Do the XD's have extended mags available?


----------



## Reglarguy (Aug 11, 2007)

i'm gonna take that as a "no" heh heh


----------



## Baldy (Jun 21, 2006)

Well you might look at Midway as they have a bunch. I use Mec-Gars in my S&W and they have been flawless.Hope this link will work as it is a long one.
http://www.midwayusa.com/ebrowse.ex...categorystring=10613***687***11341***10724***
Good luck.


----------



## Reglarguy (Aug 11, 2007)

thats a nice site. i did find a 30 rd mag but the only customer review was negative. I'll probably just get a couple more regular ones. thanks fer the help


----------



## Old Padawan (Mar 16, 2007)

Hello in Mesa, I am in Phoenix.
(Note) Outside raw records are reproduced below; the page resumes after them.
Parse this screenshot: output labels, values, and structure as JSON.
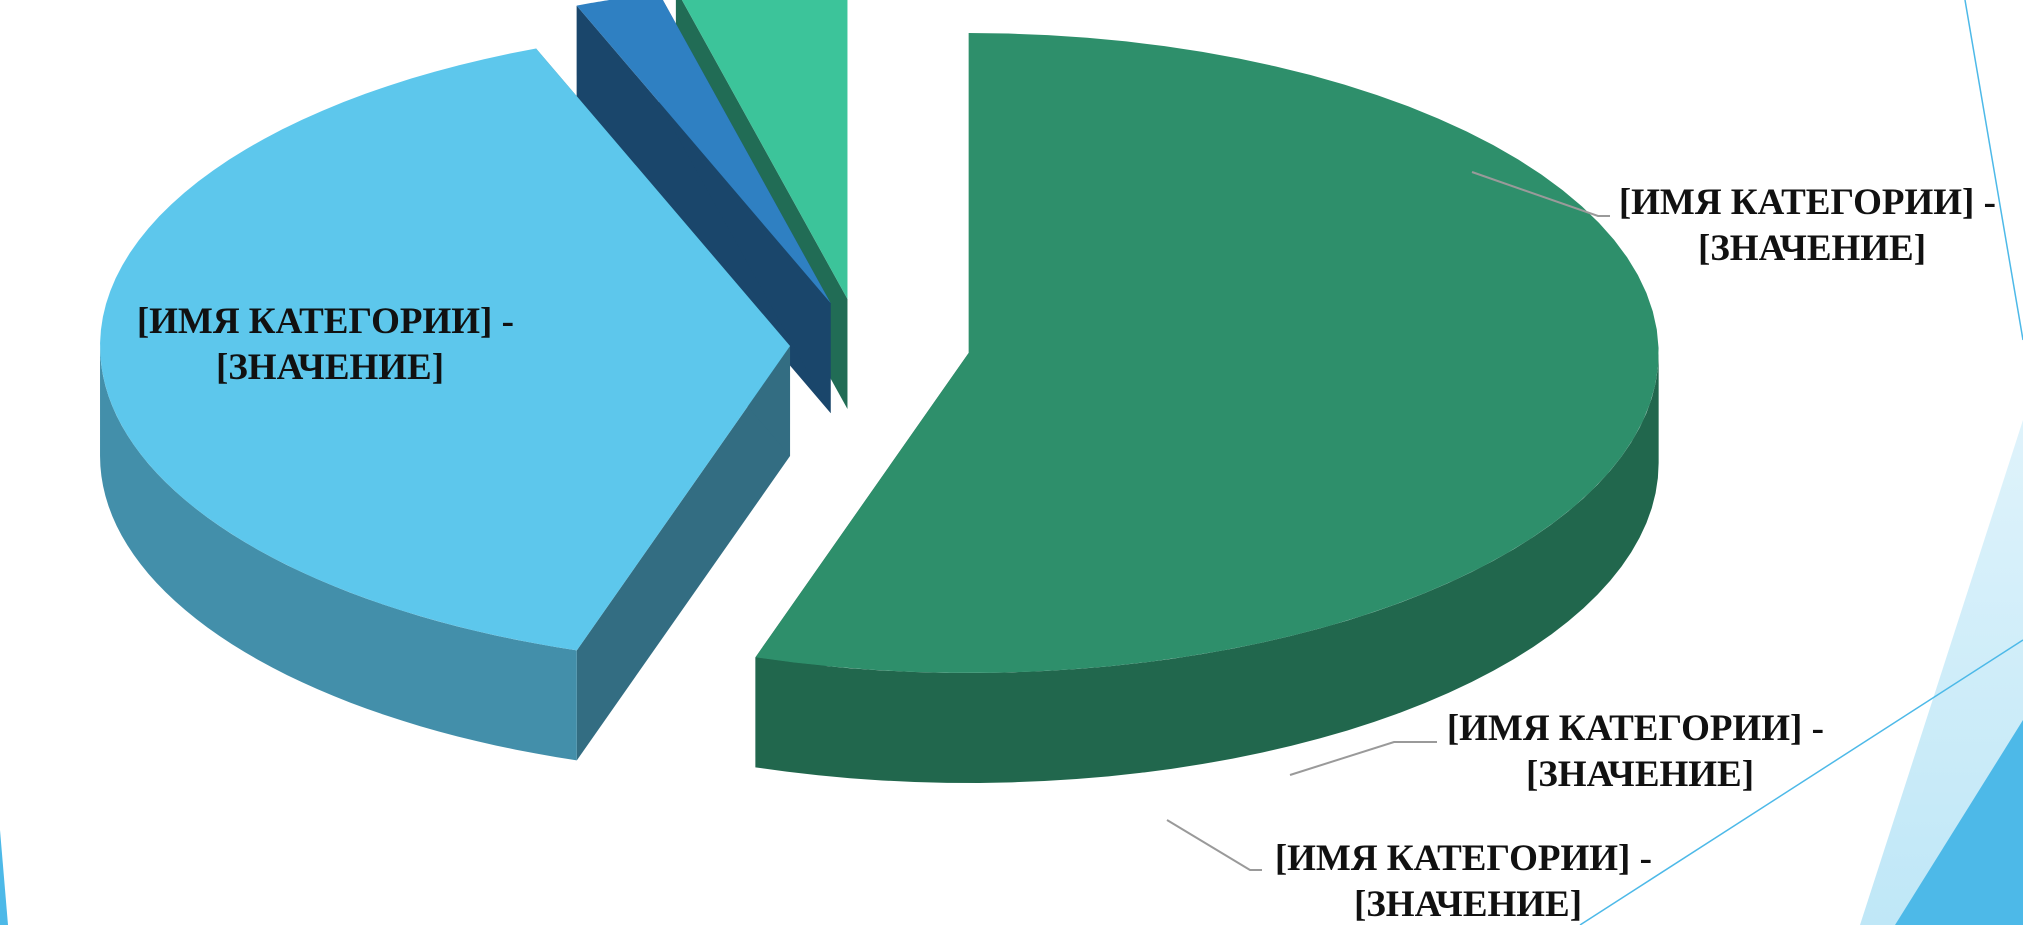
{
  "chart_data": {
    "type": "pie",
    "style": "3d-exploded",
    "legend": "none",
    "colors": {
      "slice_large": "#2e8f6b",
      "slice_medium": "#5dc7ec",
      "slice_small_blue": "#2f80c2",
      "slice_small_green": "#3cc49a",
      "leader_line": "#9a9a9a",
      "decor_light": "#bfe7f7",
      "decor_accent": "#4db9e8"
    },
    "slices": [
      {
        "label_line1": "[ИМЯ КАТЕГОРИИ] -",
        "label_line2": "[ЗНАЧЕНИЕ]",
        "value": 0.55,
        "color": "#2e8f6b"
      },
      {
        "label_line1": "[ИМЯ КАТЕГОРИИ] -",
        "label_line2": "[ЗНАЧЕНИЕ]",
        "value": 0.39,
        "color": "#5dc7ec"
      },
      {
        "label_line1": "[ИМЯ КАТЕГОРИИ] -",
        "label_line2": "[ЗНАЧЕНИЕ]",
        "value": 0.02,
        "color": "#2f80c2"
      },
      {
        "label_line1": "[ИМЯ КАТЕГОРИИ] -",
        "label_line2": "[ЗНАЧЕНИЕ]",
        "value": 0.04,
        "color": "#3cc49a"
      }
    ]
  }
}
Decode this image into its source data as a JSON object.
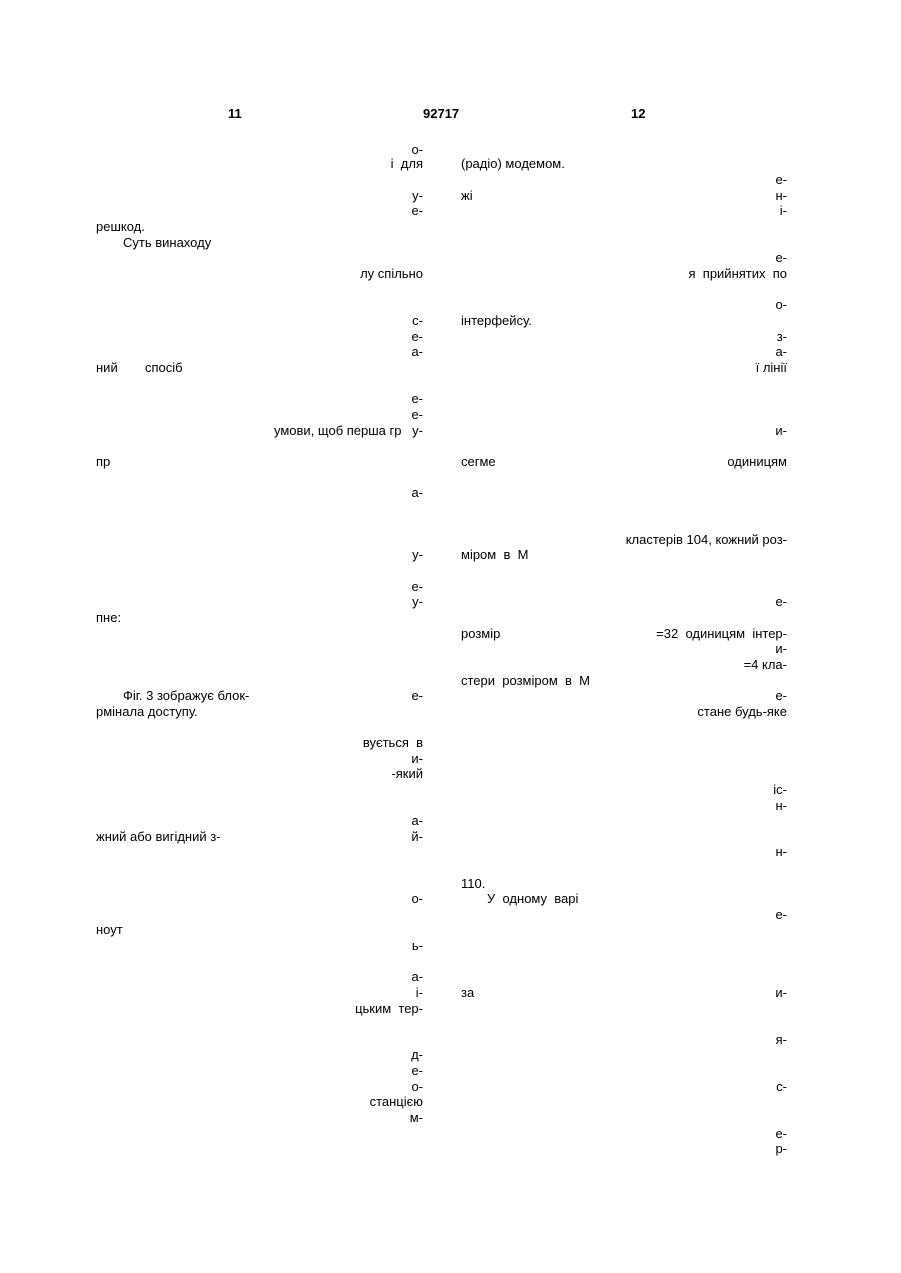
{
  "header": {
    "left_page": "11",
    "patent_number": "92717",
    "right_page": "12"
  },
  "left_column": {
    "l01": "о-",
    "l02": "і  для",
    "l03": "у-",
    "l04": "е-",
    "l05": "решкод.",
    "l06": "Суть винаходу",
    "l07": "лу спільно",
    "l08": "с-",
    "l09": "е-",
    "l10": "а-",
    "l11a": "ний",
    "l11b": "спосіб",
    "l12": "е-",
    "l13": "е-",
    "l14": "умови, щоб перша гр",
    "l14b": "у-",
    "l15": "пр",
    "l16": "а-",
    "l17": "у-",
    "l18": "е-",
    "l19": "у-",
    "l20": "пне:",
    "l21": "Фіг. 3 зображує блок-",
    "l21b": "е-",
    "l22": "рмінала доступу.",
    "l23": "вується  в",
    "l24": "и-",
    "l25": "-який",
    "l26": "а-",
    "l27": "жний або вигідний з-",
    "l27b": "й-",
    "l28": "о-",
    "l29": "ноут",
    "l30": "ь-",
    "l31": "а-",
    "l32": "і-",
    "l33": "цьким  тер-",
    "l34": "д-",
    "l35": "е-",
    "l36": "о-",
    "l37": "станцією",
    "l38": "м-"
  },
  "right_column": {
    "r01": "(радіо) модемом.",
    "r02": "е-",
    "r03a": "жі",
    "r03b": "н-",
    "r04": "і-",
    "r05": "е-",
    "r06": "я  прийнятих  по",
    "r07": "о-",
    "r08": "інтерфейсу.",
    "r09": "з-",
    "r10": "а-",
    "r11": "ї лінії",
    "r12": "и-",
    "r13a": "сегме",
    "r13b": "одиницям",
    "r14": "кластерів 104, кожний роз-",
    "r15": "міром  в  М",
    "r16": "е-",
    "r17a": "розмір",
    "r17b": "=32  одиницям  інтер-",
    "r18": "и-",
    "r19": "=4 кла-",
    "r20": "стери  розміром  в  М",
    "r21": "е-",
    "r22": "стане будь-яке",
    "r23": "іс-",
    "r24": "н-",
    "r25": "н-",
    "r26": "110.",
    "r27": "У  одному  варі",
    "r28": "е-",
    "r29a": "за",
    "r29b": "и-",
    "r30": "я-",
    "r31": "с-",
    "r32": "е-",
    "r33": "р-"
  }
}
Extended mags (in the 20 count range) are often poor quality and cause jams. If you are talking about self defense that is bad, if you are talking about fun in the desert, its ok and can help teach you clearance drills.
A lot of Auto guys carry a spare mag. Its not so much as a percieved need for more ammo as a way to keep in the fight. Most jams and stoppages are Mag related. In this circumstance a standard 12 round mag should serve you well.


----------



## Reglarguy (Aug 11, 2007)

Thanks Old P. That is good advice. Went to Caswells today and put 200 rds thru my xd 9mm. Know any places where you can shoot for free?


----------



## awmp (Nov 11, 2007)

Extended mags always seem to have issues, the only ones I have seen work are the Glock model 18 mags that folks use in their 9mm.


----------